Emberger, der "jungen Leuten bei der Entwicklung ihrer Potenziale helfen“ will, beobachtete schon vor zehn Jahren, dass "die Schere zwischen dem oberen Quartil mit jungen Topleuten und dem unteren, bei dem die Schüler gerade noch die Aufnahmeprüfung in die Fachhochschule oder den Sprung in die HTL beziehungsweise ins Gymnasium geschafft haben, immer größer wird“. Damals war er - neben seiner Tätigkeit als selbstständiger Berater - Studiengangleiter Betriebswirtschaft an der Fachhochschule in Salzburg und unterrichtete an der Privatuniversität Schloss Seeburg.

"Hohes Maß an Chancenungleichheit"

Erschreckenderweise korreliert das Bildungsniveau von Kindern und Jugendlichen mit dem Einkommen der Eltern heute mehr denn je. Laut "Nationalem Bildungsbericht 2009“ stammen 78 Prozent der AHS-Schüler aus Akademikerfamilien und nur 22 Prozent aus bildungsfernen Schichten. Umgekehrt besuchen aber 83 Prozent der bildungsfernen Schichten (und nur zwölf Prozent der Kinder aus Akademikerfamilien) Hauptschulen oder Neue Mittelschulen. Verschärft wird die Situation laut Ifes-Studie dadurch, dass jedes fünfte Kind hierzulande auf Nachhilfe angewiesen ist, für die - laut Bericht der Arbeiterkammer - durchschnittlich 22 Euro pro Stunde berappt werden. Besserung ist nicht in Sicht: Auch der "Nationale Bildungsbericht 2013“ kam zu dem Schluss, dass "das österreichische Schulsystem durch ein hohes Maß an Chancenungleichheit und Kompetenzarmut“ gezeichnet ist.
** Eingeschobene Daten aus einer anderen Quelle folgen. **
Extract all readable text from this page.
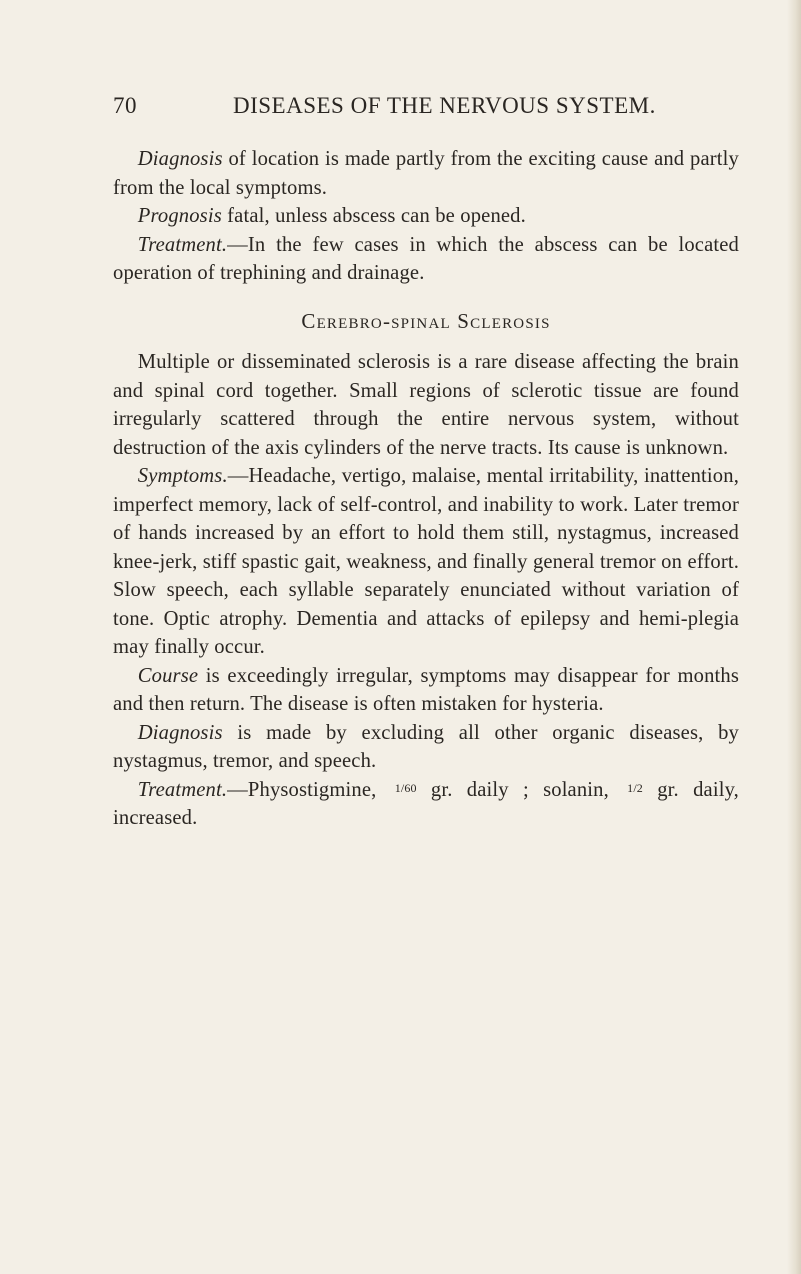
70	DISEASES OF THE NERVOUS SYSTEM.

 Diagnosis of location is made partly from the exciting cause and partly from the local symptoms.

 Prognosis fatal, unless abscess can be opened.

 Treatment.—In the few cases in which the abscess can be located operation of trephining and drainage.

Cerebro-spinal Sclerosis

 Multiple or disseminated sclerosis is a rare disease affecting the brain and spinal cord together. Small regions of sclerotic tissue are found irregularly scattered through the entire nervous system, without destruction of the axis cylinders of the nerve tracts. Its cause is unknown.

 Symptoms.—Headache, vertigo, malaise, mental irritability, inattention, imperfect memory, lack of self-control, and inability to work. Later tremor of hands increased by an effort to hold them still, nystagmus, increased knee-jerk, stiff spastic gait, weakness, and finally general tremor on effort. Slow speech, each syllable separately enunciated without variation of tone. Optic atrophy. Dementia and attacks of epilepsy and hemi-plegia may finally occur.

 Course is exceedingly irregular, symptoms may disappear for months and then return. The disease is often mistaken for hysteria.

 Diagnosis is made by excluding all other organic diseases, by nystagmus, tremor, and speech.

 Treatment.—Physostigmine, 1/60 gr. daily ; solanin, 1/2 gr. daily, increased.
Diese Kluft fördert - übrigens europaweit und nicht nur in Österreich - das Entstehen von immer mehr Privatinitiativen, bei denen interessanterweise, wie auch bei Embergers "Teach for Austria“, oft junge Menschen federführend agieren.

Er selbst sei "schleichend“ in das Bildungsthema hineingerutscht. "Weil ich der Bildung sehr viel zu verdanken habe. Als ich jung war, gab es noch mehr soziale Durchlässigkeit, daher wäre eine Biografie wie die meinige im heutigen System kaum mehr möglich.“ So wuchs der Wunsch in ihm, etwas an den bestehenden Verhältnissen zu verändern. Über einen Artikel im "Economist“ stieß er auf "Teach First“, den britischen Ableger der US-Dachorganisation "Teach for all“. Das Ziel dieser Bildungsinitiative, die mittlerweile weltweit in 35 Ländern erfolgreich Wurzeln schlagen konnte: Chancengerechtigkeit im Bildungswesen.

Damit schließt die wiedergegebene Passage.